F2 These shares are held by Lux Total Opportunities, L.P. ("LTO"). Lux Total Opportunities Partners, LLC ("LTOP") is the general partner of LTO and exercises voting and dispositive power over the shares noted herein held by LTO. The Individual Lux Managers are the individual managing members of LTOP. The Individual Lux Managers, as the sole managers of LTOP, may be deemed to beneficially own the shares held by LTO. Each of LTOP and the Individual Lux Managers disclaims beneficial ownership over these shares except to the extent of their pecuniary interest therein.
F3 The Series A Preferred Stock converted into Common Stock immediately prior to the closing of the Issuer's initial public offering ("IPO") on a 1-for-7.4578 basis and had no expiration date.
F4 The Series A-1 Preferred Stock converted into Common Stock immediately prior to the closing of the Issuer's IPO on a 1-for-7.4578 basis and had no expiration date.
F5 These shares are held by Lux Ventures V, L.P. ("LVV"). Lux Venture Partners V, LLC ("LVPV") is the general partner of LVV and exercises voting and dispositive power over the shares noted herein held by LVV. The Individual Lux Managers are the individual managing members of LVPV. The Individual Lux Managers, as the sole managers of LVPV, may be deemed to beneficially own the shares held by LVV. Each of LVPV and the Individual Lux Managers disclaims beneficial ownership over these shares except to the extent of their pecuniary interest therein.
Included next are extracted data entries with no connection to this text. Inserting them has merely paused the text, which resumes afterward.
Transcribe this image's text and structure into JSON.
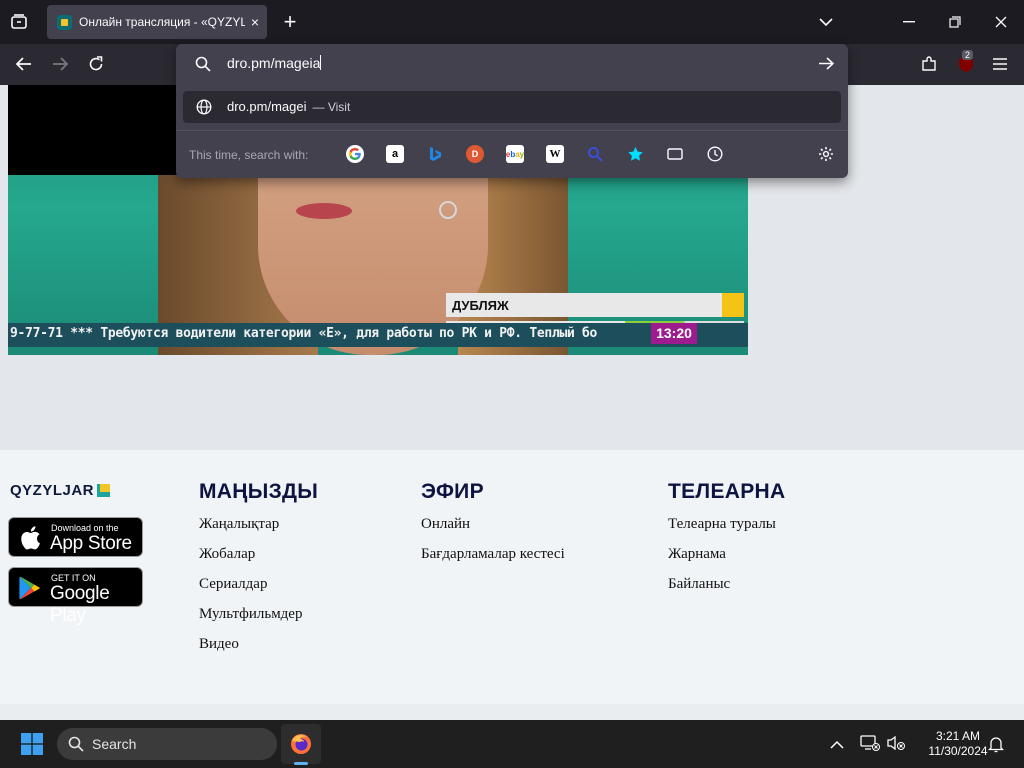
{
  "browser": {
    "tab": {
      "title": "Онлайн трансляция - «QYZYL",
      "close_icon": "×"
    },
    "new_tab_icon": "+",
    "urlbar": {
      "value": "dro.pm/mageia",
      "suggestion_url": "dro.pm/magei",
      "suggestion_sep": "—",
      "suggestion_action": "Visit",
      "onesearch_label": "This time, search with:",
      "engines": [
        "Google",
        "Amazon",
        "Bing",
        "DuckDuckGo",
        "eBay",
        "Wikipedia",
        "Search",
        "Bookmarks",
        "Tabs",
        "History"
      ]
    },
    "extension_badge": "2"
  },
  "video": {
    "lower_third": "ДУБЛЯЖ",
    "ticker": "9-77-71  *** Требуются водители категории «Е», для работы по РК и РФ. Теплый бо",
    "time": "13:20"
  },
  "footer": {
    "logo": "QYZYLJAR",
    "app_store": {
      "small": "Download on the",
      "big": "App Store"
    },
    "google_play": {
      "small": "GET IT ON",
      "big": "Google Play"
    },
    "columns": [
      {
        "title": "МАҢЫЗДЫ",
        "links": [
          "Жаңалықтар",
          "Жобалар",
          "Сериалдар",
          "Мультфильмдер",
          "Видео"
        ]
      },
      {
        "title": "ЭФИР",
        "links": [
          "Онлайн",
          "Бағдарламалар кестесі"
        ]
      },
      {
        "title": "ТЕЛЕАРНА",
        "links": [
          "Телеарна туралы",
          "Жарнама",
          "Байланыс"
        ]
      }
    ]
  },
  "taskbar": {
    "search_label": "Search",
    "time": "3:21 AM",
    "date": "11/30/2024"
  },
  "colors": {
    "accent": "#5fb2f2",
    "brand_teal": "#1aa5a0",
    "brand_yellow": "#f4c526",
    "ticker_badge": "#9c1c8f"
  }
}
F6 The Series B Preferred Stock converted into Common Stock immediately prior to the closing of the Issuer's IPO on a 1-for-7.4578 basis and had no expiration date.
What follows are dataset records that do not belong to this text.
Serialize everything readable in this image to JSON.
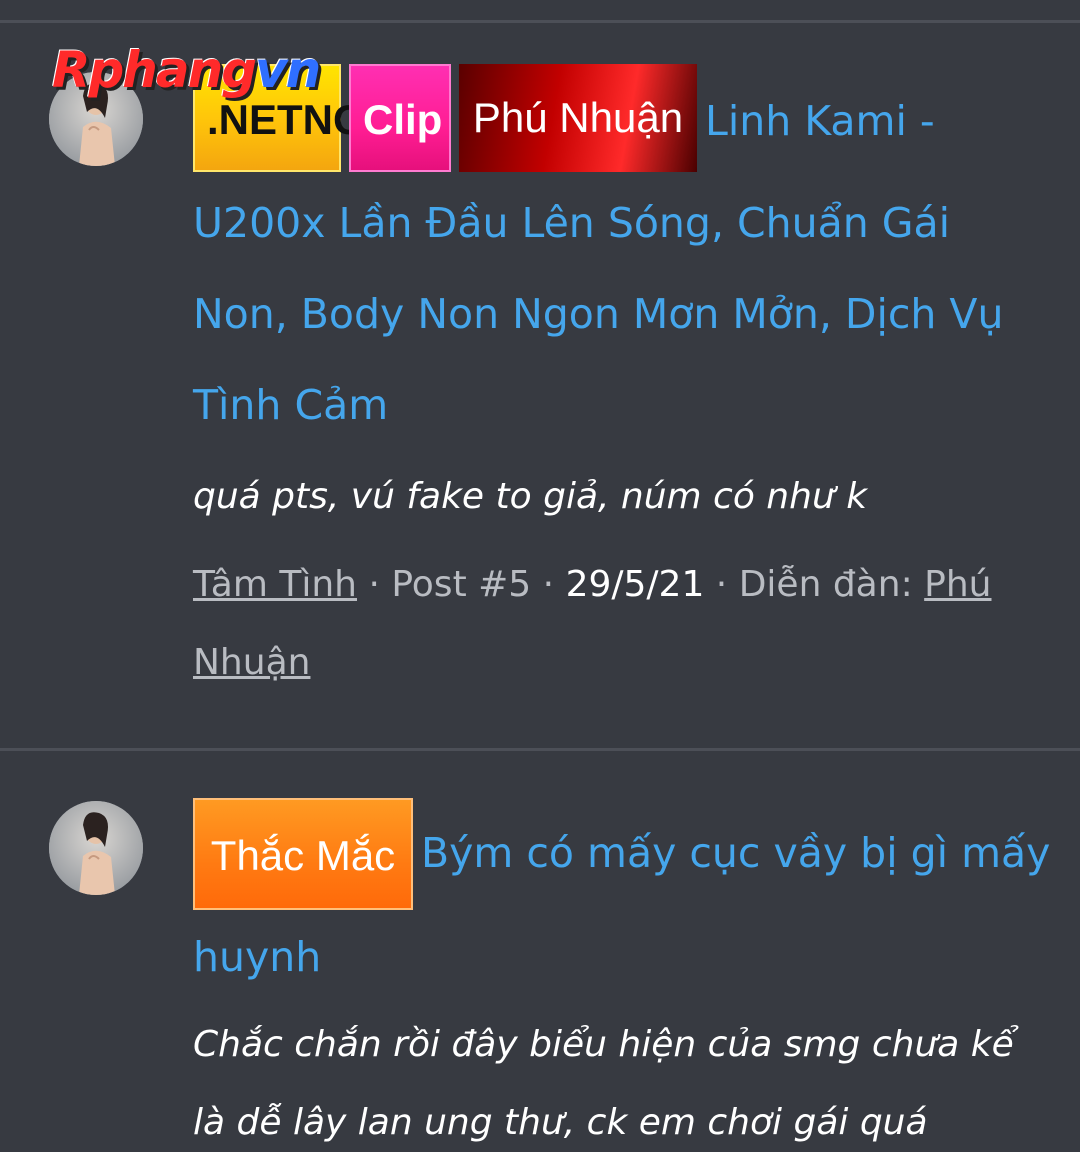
{
  "watermark": {
    "text_red": "Rphang",
    "text_blue": "vn"
  },
  "results": [
    {
      "prefixes": [
        {
          "label": ".NETNG",
          "style": "yellow"
        },
        {
          "label": "Clip",
          "style": "pink"
        },
        {
          "label": "Phú Nhuận",
          "style": "red"
        }
      ],
      "title": "Linh Kami - U200x Lần Đầu Lên Sóng, Chuẩn Gái Non, Body Non Ngon Mơn Mởn, Dịch Vụ Tình Cảm",
      "snippet": "quá pts, vú fake to giả, núm có như k",
      "meta": {
        "author": "Tâm Tình",
        "post": "Post #5",
        "date": "29/5/21",
        "forum_label": "Diễn đàn:",
        "forum": "Phú Nhuận",
        "separator": "·"
      }
    },
    {
      "prefixes": [
        {
          "label": "Thắc Mắc",
          "style": "orange"
        }
      ],
      "title": "Bým có mấy cục vầy bị gì mấy huynh",
      "snippet": "Chắc chắn rồi đây biểu hiện của smg chưa kể là dễ lây lan ung thư, ck em chơi gái quá"
    }
  ],
  "colors": {
    "background": "#373a41",
    "title_link": "#45a6ec",
    "meta_text": "#b9bcc2",
    "divider": "#4c4f57"
  }
}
F7 The Series B-1 Preferred Stock converted into Common Stock immediately prior to the closing of the Issuer's IPO on a 1-for-7.4578 basis and had no expiration date.
F8 The Series C Preferred Stock converted into Common Stock immediately prior to the closing of the Issuer's IPO on a 1-for-7.4578 basis and had no expiration date.
F9 The Series C-1 Preferred Stock converted into Common Stock immediately prior to the closing of the Issuer's IPO on a 1-for-7.4578 basis and had no expiration date.
F10 The Series D Preferred Stock converted into Common Stock immediately prior to the closing of the Issuer's IPO on a 1-for-7.4578 basis and had no expiration date.